Independent predictors of stroke being the official diagnosis included an emergency services dispatcher who reported the call as a stroke, even if EMS personnel did not ultimately diagnose it that way (age-adjusted odds ratio, 9.8; 95% CI, 2.2-43.7; P = .003]. "Perhaps [the dispatcher’s] information is better than the crew’s because it is gathered in a more systematic fashion," Dr. Brandler said.
Other independent risk factors included a history of diabetes (AAOR, 2.2; 95% CI, 1.1-4.6; P = .026) and a history of stroke (AAOR, 4.4; 95% CI, 1.3-15; P = .017).
Patients who arrived unconscious with unknown cause also were considered at higher risk for having had a stroke (AAOR, 4.4; 95% CI, 1.3-15; P = .017). This was particularly the case when patients presented with basilar artery inclusions, Dr. Brandler said.
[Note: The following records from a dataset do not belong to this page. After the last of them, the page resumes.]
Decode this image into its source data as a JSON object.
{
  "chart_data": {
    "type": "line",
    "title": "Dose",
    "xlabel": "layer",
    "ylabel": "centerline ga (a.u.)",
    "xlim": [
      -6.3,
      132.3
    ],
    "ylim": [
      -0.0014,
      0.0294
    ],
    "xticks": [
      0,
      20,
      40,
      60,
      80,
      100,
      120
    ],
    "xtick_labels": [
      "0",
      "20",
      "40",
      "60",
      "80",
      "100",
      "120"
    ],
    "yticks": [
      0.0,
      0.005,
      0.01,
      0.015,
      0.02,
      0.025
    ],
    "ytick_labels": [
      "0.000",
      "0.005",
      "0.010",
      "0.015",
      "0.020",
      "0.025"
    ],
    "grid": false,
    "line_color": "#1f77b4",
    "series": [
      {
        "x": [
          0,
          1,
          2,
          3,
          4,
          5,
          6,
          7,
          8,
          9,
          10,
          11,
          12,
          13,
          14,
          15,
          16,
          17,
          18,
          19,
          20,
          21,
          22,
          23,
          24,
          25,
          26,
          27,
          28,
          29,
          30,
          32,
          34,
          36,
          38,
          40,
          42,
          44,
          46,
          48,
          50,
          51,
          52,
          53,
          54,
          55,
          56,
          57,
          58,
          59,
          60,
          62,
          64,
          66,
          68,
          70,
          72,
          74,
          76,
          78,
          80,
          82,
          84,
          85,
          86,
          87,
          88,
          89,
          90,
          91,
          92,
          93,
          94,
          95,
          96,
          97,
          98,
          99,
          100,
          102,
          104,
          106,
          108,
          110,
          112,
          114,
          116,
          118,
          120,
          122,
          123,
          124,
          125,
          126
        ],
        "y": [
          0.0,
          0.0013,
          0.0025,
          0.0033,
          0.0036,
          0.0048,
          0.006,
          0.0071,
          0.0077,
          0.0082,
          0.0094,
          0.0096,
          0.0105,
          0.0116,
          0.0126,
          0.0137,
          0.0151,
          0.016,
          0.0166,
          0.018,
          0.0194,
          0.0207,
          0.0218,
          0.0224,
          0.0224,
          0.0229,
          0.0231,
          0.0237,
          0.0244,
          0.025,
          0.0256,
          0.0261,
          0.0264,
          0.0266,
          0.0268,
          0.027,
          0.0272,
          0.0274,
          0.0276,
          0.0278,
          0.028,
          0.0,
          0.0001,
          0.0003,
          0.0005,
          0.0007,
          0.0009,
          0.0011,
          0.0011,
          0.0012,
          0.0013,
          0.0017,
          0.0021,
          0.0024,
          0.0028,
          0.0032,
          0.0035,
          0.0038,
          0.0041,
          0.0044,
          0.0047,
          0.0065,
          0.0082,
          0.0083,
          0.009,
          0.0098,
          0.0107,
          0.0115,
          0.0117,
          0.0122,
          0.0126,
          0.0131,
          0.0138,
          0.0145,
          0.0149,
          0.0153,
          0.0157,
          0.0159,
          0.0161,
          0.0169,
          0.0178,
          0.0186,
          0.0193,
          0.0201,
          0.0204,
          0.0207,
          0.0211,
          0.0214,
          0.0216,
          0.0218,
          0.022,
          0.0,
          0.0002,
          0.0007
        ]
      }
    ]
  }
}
The study was funded by grants from the National Institutes of Health. Dr. Brandler did not report any other relevant disclosures.
On Twitter @whitneymcknight
AT THE AAN 2014 ANNUAL MEETING
Key clinical point: A higher degree of suspicion is warranted for stroke in patients with elevated systolic blood pressure, a dispatch call of stroke, prior stroke or diabetes history, and unconsciousness.
Major finding: EMS staff had 59% sensitivity and 99% specificity (95% confidence intervals, 47-69 and 99.4-99.6, respectively) when diagnosing stroke; and positive and negative likelihood ratios were 119 and 0.41 (95% CIs, 85-165 and 0.32-0.54). Stroke risk increased 83% with each increase in prehospital systolic blood pressure quartile (P = .04).
Data source: Two-year, retrospective analysis of data for 10,384 electronic prehospital care reports of patients brought by EMTs to a single metropolitan site.
Disclosures: The study was funded by grants from the National Institutes of Health. Dr. Brandler did not report any other relevant disclosures.